We wrote behavioral Verilog code for adders parameterized by number of bits. Each adder had a single flip-flop stage at the input and a single flip-flop stage at the output. We used Synopsys Design Compiler to perform synthesis and technology mapping on the adders using the Synopsys Generic 32 nm design library (SAED 32 EDK). The tool performed gate sizing and netlist optimizations. We used high and regular threshold voltage cells to optimize for power. The optimization passes of Design Compiler included all three metrics of power, timing, and area. Subsequent optimization steps involved delay reduction through gate sizing and selection of cells with lower threshold voltage.

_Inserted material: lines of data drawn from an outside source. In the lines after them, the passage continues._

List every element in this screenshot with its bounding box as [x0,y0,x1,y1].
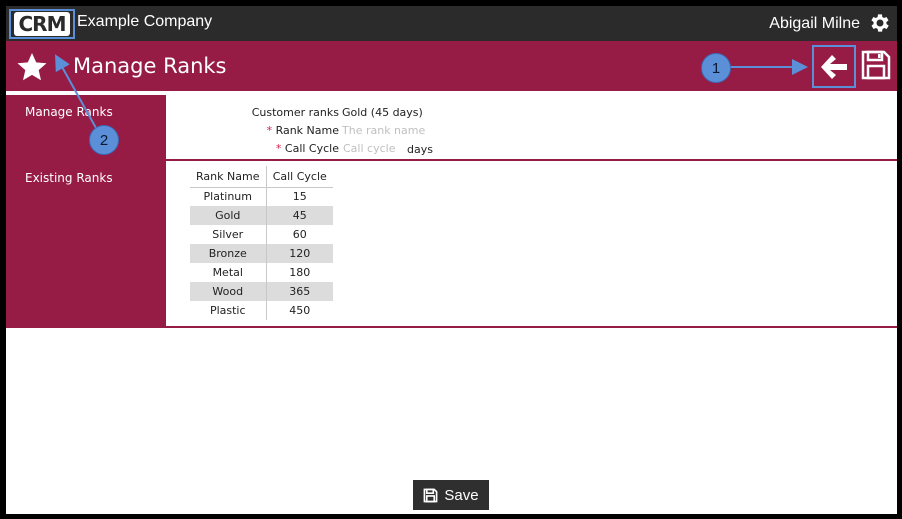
required-marker: * [266,124,273,137]
user-name[interactable]: Abigail Milne [769,15,860,33]
rank-name-cell: Metal [190,263,267,282]
call-cycle-cell: 180 [289,266,311,279]
call-cycle-label: * Call Cycle [275,142,339,155]
ranks-table: Rank Name Call Cycle Platinum 15 Gold 45 S… [190,166,333,320]
gear-icon[interactable] [867,11,891,35]
callout-1: 1 [701,53,731,83]
column-header-call-cycle[interactable]: Call Cycle [266,166,333,188]
top-bar: CRM Example Company Abigail Milne [6,6,897,41]
call-cycle-cell: 365 [266,282,333,301]
existing-ranks-section: Existing Ranks Rank Name Call Cycle Plat… [6,161,897,328]
manage-ranks-section: Manage Ranks Customer ranks Gold (45 day… [6,95,897,161]
arrow-left-icon [821,54,847,79]
logo-text: CRM [14,12,70,36]
customer-ranks-label: Customer ranks [251,106,339,119]
customer-ranks-select[interactable]: Gold (45 days) [342,106,423,119]
table-row[interactable]: Plastic 450 [190,301,333,320]
table-row[interactable]: Gold 45 [190,206,333,225]
rank-name-cell: Gold [190,206,267,225]
rank-name-cell: Plastic [190,301,267,320]
rank-name-input[interactable]: The rank name [342,124,425,137]
table-row[interactable]: Wood 365 [190,282,333,301]
required-marker: * [275,142,282,155]
table-row[interactable]: Platinum 15 [190,187,333,206]
rank-name-label: * Rank Name [266,124,339,137]
floppy-disk-icon[interactable] [860,49,892,81]
table-row[interactable]: Metal 180 [190,263,333,282]
back-button[interactable] [812,45,856,88]
call-cycle-cell: 45 [266,206,333,225]
page-title: Manage Ranks [73,54,227,78]
star-icon [17,53,47,81]
table-row[interactable]: Bronze 120 [190,244,333,263]
call-cycle-cell: 450 [289,304,311,317]
title-bar: Manage Ranks [6,41,897,93]
table-header-row: Rank Name Call Cycle [190,166,333,188]
rank-name-cell: Wood [190,282,267,301]
callout-2: 2 [89,125,119,155]
rank-name-cell: Silver [190,225,267,244]
floppy-disk-icon [423,488,438,502]
save-button[interactable]: Save [413,480,489,510]
crm-logo[interactable]: CRM [9,9,75,39]
section-label-manage-ranks: Manage Ranks [6,95,166,159]
company-name: Example Company [77,13,213,30]
call-cycle-cell: 120 [266,244,333,263]
call-cycle-unit: days [407,143,433,156]
table-row[interactable]: Silver 60 [190,225,333,244]
call-cycle-cell: 60 [292,228,307,241]
call-cycle-input[interactable]: Call cycle [343,142,395,155]
section-label-existing-ranks: Existing Ranks [6,161,166,326]
rank-name-cell: Bronze [190,244,267,263]
call-cycle-cell: 15 [292,190,307,204]
column-header-rank-name[interactable]: Rank Name [190,166,267,188]
save-button-label: Save [444,486,479,504]
rank-name-cell: Platinum [190,187,267,206]
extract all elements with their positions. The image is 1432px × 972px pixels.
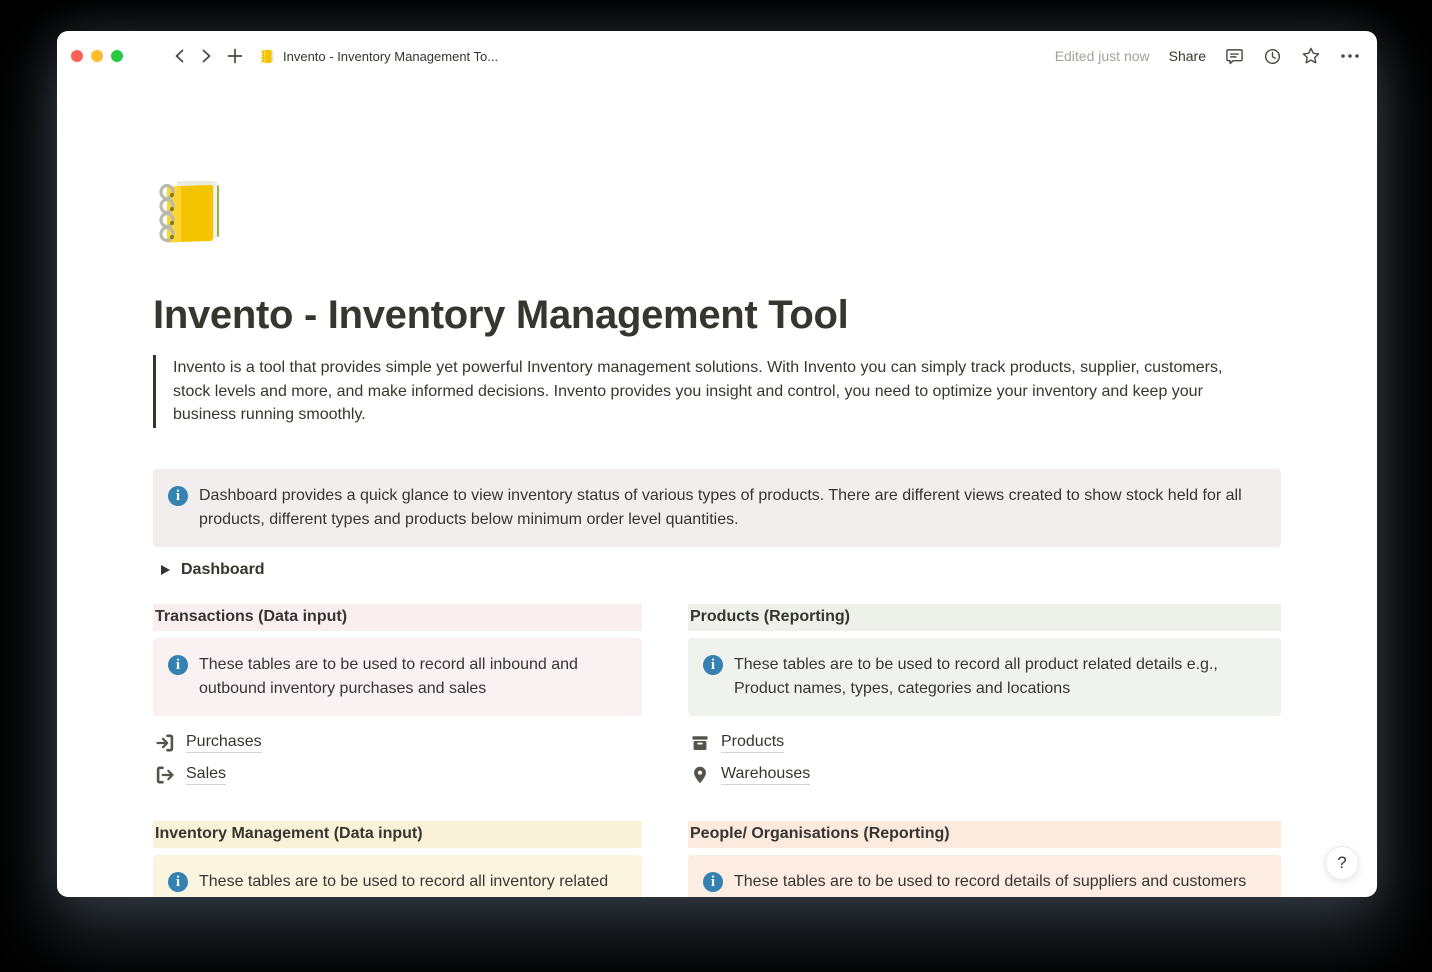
intro-quote: Invento is a tool that provides simple y… (153, 355, 1281, 428)
new-tab-plus-icon[interactable] (227, 48, 243, 64)
page-link-sales[interactable]: Sales (153, 759, 642, 791)
dashboard-toggle-label: Dashboard (181, 561, 265, 579)
favorite-star-icon[interactable] (1301, 46, 1321, 66)
transactions-callout-text: These tables are to be used to record al… (199, 653, 624, 701)
breadcrumb[interactable]: Invento - Inventory Management To... (259, 48, 498, 65)
exit-icon (155, 765, 175, 785)
location-pin-icon (690, 765, 710, 785)
section-title: People/ Organisations (Reporting) (690, 825, 950, 843)
purchases-link-label[interactable]: Purchases (186, 733, 262, 753)
notebook-icon (259, 48, 276, 65)
close-window-button[interactable] (71, 50, 83, 62)
page-link-purchases[interactable]: Purchases (153, 727, 642, 759)
page-content: Invento - Inventory Management Tool Inve… (153, 81, 1281, 897)
inventory-management-callout: i These tables are to be used to record … (153, 855, 642, 898)
zoom-window-button[interactable] (111, 50, 123, 62)
page-title: Invento - Inventory Management Tool (153, 293, 1281, 338)
comments-icon[interactable] (1225, 47, 1244, 66)
section-title: Inventory Management (Data input) (155, 825, 423, 843)
share-button[interactable]: Share (1169, 48, 1206, 64)
section-header-transactions: Transactions (Data input) (153, 604, 642, 631)
history-clock-icon[interactable] (1263, 47, 1282, 66)
section-header-inventory-management: Inventory Management (Data input) (153, 821, 642, 848)
inventory-management-callout-text: These tables are to be used to record al… (199, 870, 624, 898)
section-card-transactions: Transactions (Data input) i These tables… (153, 604, 642, 791)
archive-box-icon (690, 733, 710, 753)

### Chip implementation and testing

The photonic chip layout was developed and drawn in Cadence Virtuoso and verified using Mentor Graphics Calibre. The chip was a fabrication by AIM Photonics31. The 52 pads sitting at two sides are designed for power supply, bias signals, and thermal tuning, which were wire-bonded to a printed circuit board. Amplified spontaneous emission lasers from Thorlabs and optical spectrum analyzers from AssetRelay were used for optical characterization and wavelength alignment. Standard single mode fibers (SMF28) were used to couple light into and out of the photonic chip through grating couplers. The minimal coupling loss (~5 dB per facet) was achieved at 8° off-normal from the surface of the chip. The Q factors of the microdisk modulators were estimated to be ~7000 by applying a Lorentzian fitting to the transmission spectrum. Peaks of the microdisk modulator are lying at ~1540 and ~1565 nm so that the operating wavelengths are also set around them, respectively. Thermal tuning is performed to all the microdisk modulators to make sure all the wavelengths are well aligned to the laser wavelength. A tunable laser from ID Photonics was used after the static characterization and alignment. The output light was coupled out to an Agilent DCA 86100C with a 30 GHz optical module (Agilent 86109A). Erbium-doped fiber amplifiers (JDSU Oprel EDFAs) were also used to boost the signals followed by an optical tunable filter (Santec, OFT-920). The Agilent E8257D PSG signal generator was used to generate the clock and feed it to the Agilent E8404A VXI mainframe. Non-return-to-zero (NRZ) signals were generated by the two independent N4872A slots with internal delay controls. We used high-bandwidth radio-frequency probes (GGB, 100 µm pitch) to inject the high-speed signals to the chip through GSG pads with the size of 60 × 60 µm2 and the pitch of 100 µm.